Preventing Poison Oak Exposure

Prevention should be your first line of defense against poison oak rashes. "Know how to identify the plant and avoid it. If you're going to be in a woody area, make sure to wear long pants and sleeves," Dr. Zeichner advised. Dr. Jaliman also recommended ivy blocker products, like Ivy X, which "create a barrier on your skin, making it harder to get the rash."

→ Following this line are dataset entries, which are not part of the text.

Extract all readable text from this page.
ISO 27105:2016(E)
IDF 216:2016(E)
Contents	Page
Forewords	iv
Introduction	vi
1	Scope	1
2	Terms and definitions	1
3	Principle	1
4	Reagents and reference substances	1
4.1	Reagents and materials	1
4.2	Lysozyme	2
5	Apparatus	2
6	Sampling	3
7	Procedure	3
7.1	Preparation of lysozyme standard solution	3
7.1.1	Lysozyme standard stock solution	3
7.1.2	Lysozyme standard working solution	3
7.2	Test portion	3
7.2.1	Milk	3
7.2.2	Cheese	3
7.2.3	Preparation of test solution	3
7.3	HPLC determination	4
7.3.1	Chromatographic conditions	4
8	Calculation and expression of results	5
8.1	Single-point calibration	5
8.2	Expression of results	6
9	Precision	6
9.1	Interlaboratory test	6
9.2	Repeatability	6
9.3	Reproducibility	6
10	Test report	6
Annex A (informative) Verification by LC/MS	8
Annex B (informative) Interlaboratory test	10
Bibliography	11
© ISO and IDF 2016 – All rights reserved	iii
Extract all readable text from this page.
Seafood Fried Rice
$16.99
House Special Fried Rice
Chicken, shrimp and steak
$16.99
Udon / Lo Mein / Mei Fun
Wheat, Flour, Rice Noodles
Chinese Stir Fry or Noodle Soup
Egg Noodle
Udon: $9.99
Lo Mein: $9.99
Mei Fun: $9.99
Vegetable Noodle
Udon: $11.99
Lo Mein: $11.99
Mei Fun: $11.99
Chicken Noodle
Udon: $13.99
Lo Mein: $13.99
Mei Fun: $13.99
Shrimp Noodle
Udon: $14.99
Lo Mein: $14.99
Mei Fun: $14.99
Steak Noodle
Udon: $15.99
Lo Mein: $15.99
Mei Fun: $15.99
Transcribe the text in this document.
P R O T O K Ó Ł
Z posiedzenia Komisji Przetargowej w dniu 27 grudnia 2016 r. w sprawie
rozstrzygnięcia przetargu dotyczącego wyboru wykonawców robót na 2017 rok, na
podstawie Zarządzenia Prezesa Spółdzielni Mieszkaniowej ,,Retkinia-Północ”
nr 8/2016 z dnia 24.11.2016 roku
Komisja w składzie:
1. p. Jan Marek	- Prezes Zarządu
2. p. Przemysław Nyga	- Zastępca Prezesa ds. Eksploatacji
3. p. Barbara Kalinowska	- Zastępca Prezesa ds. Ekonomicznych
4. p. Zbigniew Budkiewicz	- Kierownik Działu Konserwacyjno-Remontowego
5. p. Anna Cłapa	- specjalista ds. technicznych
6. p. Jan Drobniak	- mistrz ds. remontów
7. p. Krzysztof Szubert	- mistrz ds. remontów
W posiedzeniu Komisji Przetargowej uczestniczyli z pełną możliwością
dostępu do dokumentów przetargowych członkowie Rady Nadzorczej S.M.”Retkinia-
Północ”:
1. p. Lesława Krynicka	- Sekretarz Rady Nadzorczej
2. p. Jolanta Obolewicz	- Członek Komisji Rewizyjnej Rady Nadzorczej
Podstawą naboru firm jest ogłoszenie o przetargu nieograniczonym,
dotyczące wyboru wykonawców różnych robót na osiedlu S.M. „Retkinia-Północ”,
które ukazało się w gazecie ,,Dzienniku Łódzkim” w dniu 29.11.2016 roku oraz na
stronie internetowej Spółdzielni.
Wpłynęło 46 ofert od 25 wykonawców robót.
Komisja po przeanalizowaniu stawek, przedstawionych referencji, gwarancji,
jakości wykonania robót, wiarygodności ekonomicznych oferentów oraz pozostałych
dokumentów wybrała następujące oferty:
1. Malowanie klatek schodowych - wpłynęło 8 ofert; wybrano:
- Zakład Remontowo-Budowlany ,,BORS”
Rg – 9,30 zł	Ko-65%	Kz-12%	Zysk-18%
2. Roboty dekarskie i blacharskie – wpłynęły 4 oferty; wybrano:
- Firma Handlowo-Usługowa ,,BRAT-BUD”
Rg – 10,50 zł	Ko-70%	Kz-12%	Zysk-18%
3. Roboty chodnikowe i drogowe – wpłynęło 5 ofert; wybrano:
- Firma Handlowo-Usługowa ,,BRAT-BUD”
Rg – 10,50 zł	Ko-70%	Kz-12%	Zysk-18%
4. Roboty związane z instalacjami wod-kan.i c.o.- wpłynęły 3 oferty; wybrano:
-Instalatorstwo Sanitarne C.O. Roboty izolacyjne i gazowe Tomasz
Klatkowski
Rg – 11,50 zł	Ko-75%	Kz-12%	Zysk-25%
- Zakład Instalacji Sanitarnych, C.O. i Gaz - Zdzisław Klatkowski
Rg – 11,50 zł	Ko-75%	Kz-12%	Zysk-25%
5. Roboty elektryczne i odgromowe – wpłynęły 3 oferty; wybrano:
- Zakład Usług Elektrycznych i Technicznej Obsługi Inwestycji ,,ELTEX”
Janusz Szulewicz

In addition to protective barriers and layers, Dr. Jaliman suggested washing materials that may have encountered these plants and could bring the oils indoors, such as gardening tools and gloves, the clothes you wore during the outdoor encounter, and even your pets.

Last but not least, always remember to stay aware of your surroundings. Whether you're exploring the outdoors alone, with friends, or with children, make sure to keep your eyes peeled for poison oak and let those in your group know if you see anything suspicious.